"Sentimen kenaikan Fed Rate (bunga acuan bank sentral AS) juga akan pengaruhi stabilitas pasar global sehingga berdampak ke rupiah. Kami perkirakan rata-rata rupiah 2016 Rp 13.500-13.800 per dolar AS," kata Deputi Gubernur BI, Perry Warjiyo, Kamis (2/6/2016).
Perry menyampaikan pernyataan itu dalam rapat pembahasan Rancangan Anggaran Pendapatan Belanja Negara Perubahan (RAPBN-P) 2016 bersama pemerintah dan Badan Anggaran (Banggar) di Gedung DPR/MPR, Senayan, Jakarta.

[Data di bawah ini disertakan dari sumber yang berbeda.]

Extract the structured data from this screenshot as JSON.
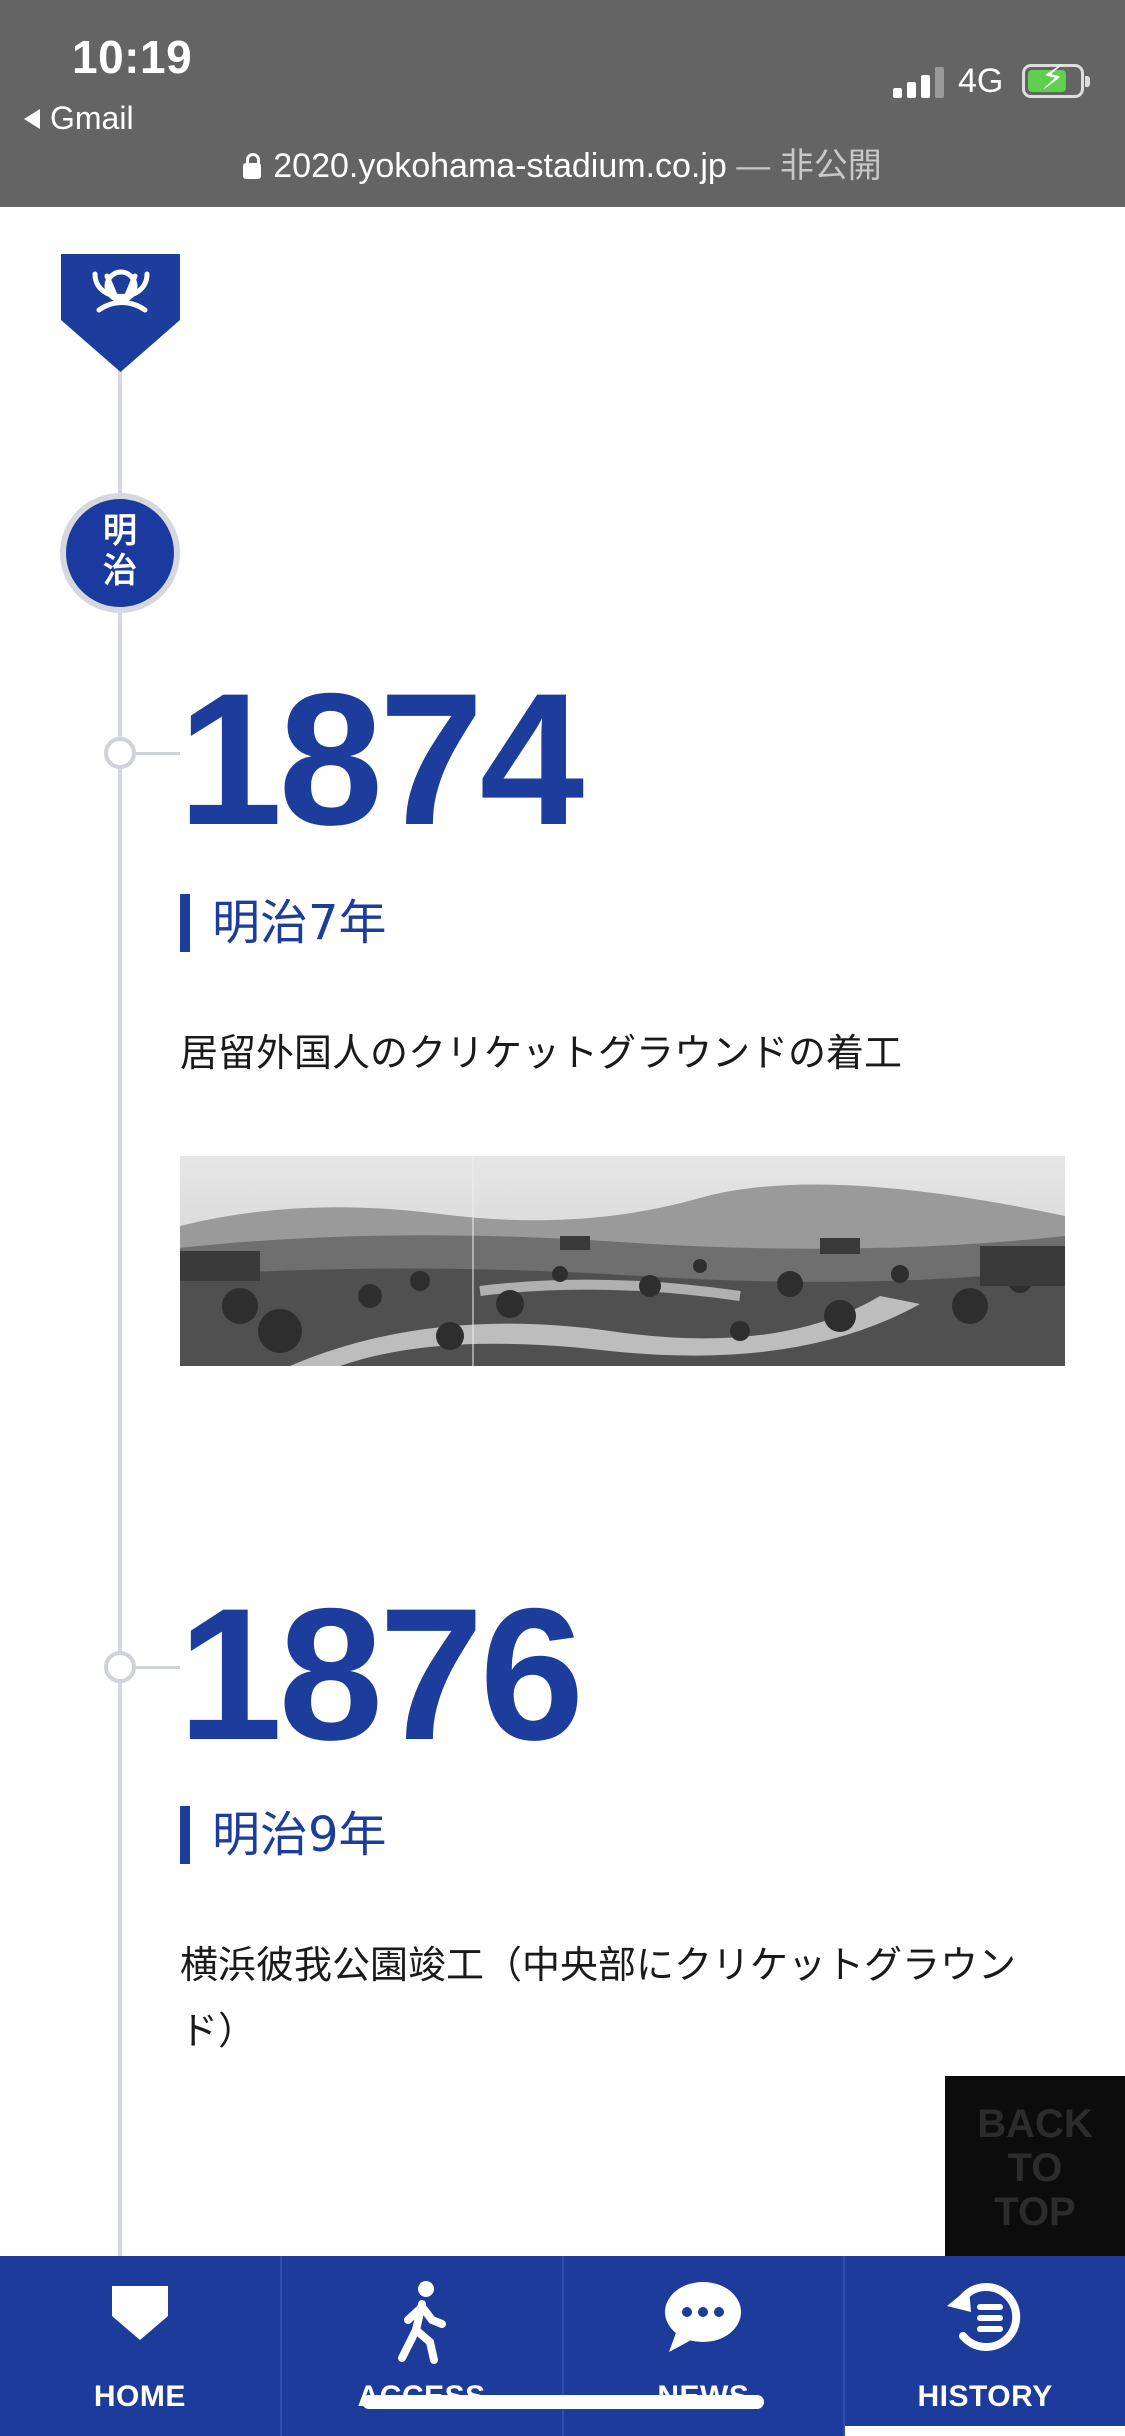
{
  "status_bar": {
    "time": "10:19",
    "back_app": "Gmail",
    "network": "4G"
  },
  "url_bar": {
    "domain": "2020.yokohama-stadium.co.jp",
    "separator": "—",
    "suffix": "非公開"
  },
  "timeline": {
    "era_badge": [
      "明",
      "治"
    ],
    "entries": [
      {
        "year": "1874",
        "era_year": "明治7年",
        "description": "居留外国人のクリケットグラウンドの着工"
      },
      {
        "year": "1876",
        "era_year": "明治9年",
        "description": "横浜彼我公園竣工（中央部にクリケットグラウンド）"
      }
    ]
  },
  "back_to_top": {
    "line1": "BACK",
    "line2": "TO",
    "line3": "TOP"
  },
  "bottom_nav": [
    {
      "label": "HOME",
      "icon": "home-plate-icon"
    },
    {
      "label": "ACCESS",
      "icon": "walking-person-icon"
    },
    {
      "label": "NEWS",
      "icon": "chat-bubble-icon"
    },
    {
      "label": "HISTORY",
      "icon": "history-icon"
    }
  ],
  "colors": {
    "brand": "#1c3d9c",
    "status_bar": "#646464",
    "timeline_line": "#d6d8df"
  }
}
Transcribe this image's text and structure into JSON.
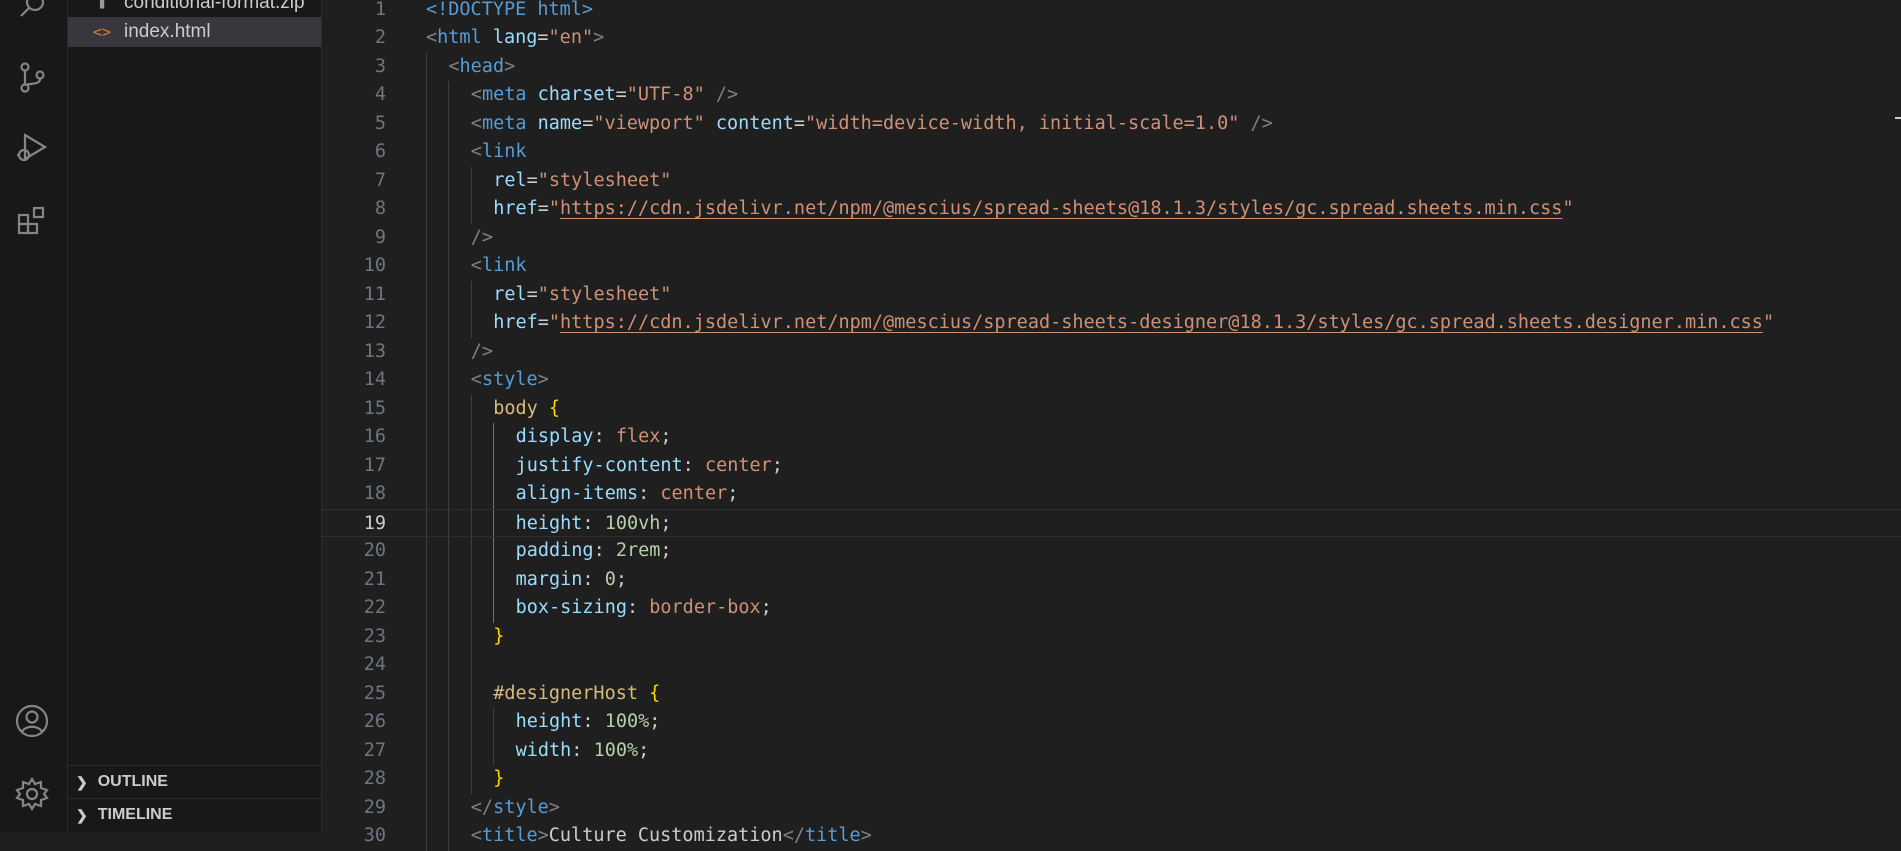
{
  "sidebar": {
    "files": [
      {
        "name": "conditional-format.zip",
        "icon": "zip-file-icon",
        "active": false
      },
      {
        "name": "index.html",
        "icon": "html-file-icon",
        "active": true
      }
    ],
    "sections": [
      {
        "label": "OUTLINE"
      },
      {
        "label": "TIMELINE"
      }
    ]
  },
  "editor": {
    "current_line": 19,
    "lines": [
      {
        "n": "1",
        "indent": 0,
        "tokens": [
          [
            "tag",
            "<!DOCTYPE html>"
          ]
        ]
      },
      {
        "n": "2",
        "indent": 0,
        "tokens": [
          [
            "punct",
            "<"
          ],
          [
            "tag",
            "html"
          ],
          [
            "text",
            " "
          ],
          [
            "attr",
            "lang"
          ],
          [
            "text",
            "="
          ],
          [
            "str",
            "\"en\""
          ],
          [
            "punct",
            ">"
          ]
        ]
      },
      {
        "n": "3",
        "indent": 1,
        "tokens": [
          [
            "punct",
            "<"
          ],
          [
            "tag",
            "head"
          ],
          [
            "punct",
            ">"
          ]
        ]
      },
      {
        "n": "4",
        "indent": 2,
        "tokens": [
          [
            "punct",
            "<"
          ],
          [
            "tag",
            "meta"
          ],
          [
            "text",
            " "
          ],
          [
            "attr",
            "charset"
          ],
          [
            "text",
            "="
          ],
          [
            "str",
            "\"UTF-8\""
          ],
          [
            "text",
            " "
          ],
          [
            "punct",
            "/>"
          ]
        ]
      },
      {
        "n": "5",
        "indent": 2,
        "tokens": [
          [
            "punct",
            "<"
          ],
          [
            "tag",
            "meta"
          ],
          [
            "text",
            " "
          ],
          [
            "attr",
            "name"
          ],
          [
            "text",
            "="
          ],
          [
            "str",
            "\"viewport\""
          ],
          [
            "text",
            " "
          ],
          [
            "attr",
            "content"
          ],
          [
            "text",
            "="
          ],
          [
            "str",
            "\"width=device-width, initial-scale=1.0\""
          ],
          [
            "text",
            " "
          ],
          [
            "punct",
            "/>"
          ]
        ]
      },
      {
        "n": "6",
        "indent": 2,
        "tokens": [
          [
            "punct",
            "<"
          ],
          [
            "tag",
            "link"
          ]
        ]
      },
      {
        "n": "7",
        "indent": 3,
        "tokens": [
          [
            "attr",
            "rel"
          ],
          [
            "text",
            "="
          ],
          [
            "str",
            "\"stylesheet\""
          ]
        ]
      },
      {
        "n": "8",
        "indent": 3,
        "tokens": [
          [
            "attr",
            "href"
          ],
          [
            "text",
            "="
          ],
          [
            "str",
            "\""
          ],
          [
            "link",
            "https://cdn.jsdelivr.net/npm/@mescius/spread-sheets@18.1.3/styles/gc.spread.sheets.min.css"
          ],
          [
            "str",
            "\""
          ]
        ]
      },
      {
        "n": "9",
        "indent": 2,
        "tokens": [
          [
            "punct",
            "/>"
          ]
        ]
      },
      {
        "n": "10",
        "indent": 2,
        "tokens": [
          [
            "punct",
            "<"
          ],
          [
            "tag",
            "link"
          ]
        ]
      },
      {
        "n": "11",
        "indent": 3,
        "tokens": [
          [
            "attr",
            "rel"
          ],
          [
            "text",
            "="
          ],
          [
            "str",
            "\"stylesheet\""
          ]
        ]
      },
      {
        "n": "12",
        "indent": 3,
        "tokens": [
          [
            "attr",
            "href"
          ],
          [
            "text",
            "="
          ],
          [
            "str",
            "\""
          ],
          [
            "link",
            "https://cdn.jsdelivr.net/npm/@mescius/spread-sheets-designer@18.1.3/styles/gc.spread.sheets.designer.min.css"
          ],
          [
            "str",
            "\""
          ]
        ]
      },
      {
        "n": "13",
        "indent": 2,
        "tokens": [
          [
            "punct",
            "/>"
          ]
        ]
      },
      {
        "n": "14",
        "indent": 2,
        "tokens": [
          [
            "punct",
            "<"
          ],
          [
            "tag",
            "style"
          ],
          [
            "punct",
            ">"
          ]
        ]
      },
      {
        "n": "15",
        "indent": 3,
        "tokens": [
          [
            "sel",
            "body"
          ],
          [
            "text",
            " "
          ],
          [
            "brace",
            "{"
          ]
        ]
      },
      {
        "n": "16",
        "indent": 4,
        "tokens": [
          [
            "prop",
            "display"
          ],
          [
            "text",
            ": "
          ],
          [
            "val",
            "flex"
          ],
          [
            "text",
            ";"
          ]
        ]
      },
      {
        "n": "17",
        "indent": 4,
        "tokens": [
          [
            "prop",
            "justify-content"
          ],
          [
            "text",
            ": "
          ],
          [
            "val",
            "center"
          ],
          [
            "text",
            ";"
          ]
        ]
      },
      {
        "n": "18",
        "indent": 4,
        "tokens": [
          [
            "prop",
            "align-items"
          ],
          [
            "text",
            ": "
          ],
          [
            "val",
            "center"
          ],
          [
            "text",
            ";"
          ]
        ]
      },
      {
        "n": "19",
        "indent": 4,
        "tokens": [
          [
            "prop",
            "height"
          ],
          [
            "text",
            ": "
          ],
          [
            "num",
            "100vh"
          ],
          [
            "text",
            ";"
          ]
        ]
      },
      {
        "n": "20",
        "indent": 4,
        "tokens": [
          [
            "prop",
            "padding"
          ],
          [
            "text",
            ": "
          ],
          [
            "num",
            "2rem"
          ],
          [
            "text",
            ";"
          ]
        ]
      },
      {
        "n": "21",
        "indent": 4,
        "tokens": [
          [
            "prop",
            "margin"
          ],
          [
            "text",
            ": "
          ],
          [
            "num",
            "0"
          ],
          [
            "text",
            ";"
          ]
        ]
      },
      {
        "n": "22",
        "indent": 4,
        "tokens": [
          [
            "prop",
            "box-sizing"
          ],
          [
            "text",
            ": "
          ],
          [
            "val",
            "border-box"
          ],
          [
            "text",
            ";"
          ]
        ]
      },
      {
        "n": "23",
        "indent": 3,
        "tokens": [
          [
            "brace",
            "}"
          ]
        ]
      },
      {
        "n": "24",
        "indent": 3,
        "tokens": []
      },
      {
        "n": "25",
        "indent": 3,
        "tokens": [
          [
            "sel",
            "#designerHost"
          ],
          [
            "text",
            " "
          ],
          [
            "brace",
            "{"
          ]
        ]
      },
      {
        "n": "26",
        "indent": 4,
        "tokens": [
          [
            "prop",
            "height"
          ],
          [
            "text",
            ": "
          ],
          [
            "num",
            "100%"
          ],
          [
            "text",
            ";"
          ]
        ]
      },
      {
        "n": "27",
        "indent": 4,
        "tokens": [
          [
            "prop",
            "width"
          ],
          [
            "text",
            ": "
          ],
          [
            "num",
            "100%"
          ],
          [
            "text",
            ";"
          ]
        ]
      },
      {
        "n": "28",
        "indent": 3,
        "tokens": [
          [
            "brace",
            "}"
          ]
        ]
      },
      {
        "n": "29",
        "indent": 2,
        "tokens": [
          [
            "punct",
            "</"
          ],
          [
            "tag",
            "style"
          ],
          [
            "punct",
            ">"
          ]
        ]
      },
      {
        "n": "30",
        "indent": 2,
        "tokens": [
          [
            "punct",
            "<"
          ],
          [
            "tag",
            "title"
          ],
          [
            "punct",
            ">"
          ],
          [
            "text",
            "Culture Customization"
          ],
          [
            "punct",
            "</"
          ],
          [
            "tag",
            "title"
          ],
          [
            "punct",
            ">"
          ]
        ]
      }
    ]
  }
}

SCROLL TO CONTINUE WITH CONTENT
"Penguatan kurs didukung oleh persepsi positif pertumbuhan ekonomi domestik dan pasokan valas berorentasi ekspor. CAD (current account deficit) di kuartal I menurun karena naiknya surplus neraca perdagangan. Ditopang oleh surplus neraca perdagangan non migas. Transaksi modal dan finansial kuartal I-2016 surplus, ditopang oleh aliran masuk portfolio dan FDI (foreign direct investment),"
Ia mengatakan, bank sentral memprediksi inflasi 2016 sebesar 4% plus-minus 1%. Inflasi Mei yang terkendali, kata Perry, masih mendukung hal tersebut.
"Pada akhir 2016 kami perkirakan di kisaran 4%. Domestik tekanan inflasi dari sisi permintaan naik, tapi bisa dipenuhi dari kapasitas produksi yang ada. Ekspektasi inflasi juga terkendali. untuk mencapai sasaran itu, kami akan koordinasi dengan Pemerintah Pusat dan Pemerintah Daerah," ujarnya.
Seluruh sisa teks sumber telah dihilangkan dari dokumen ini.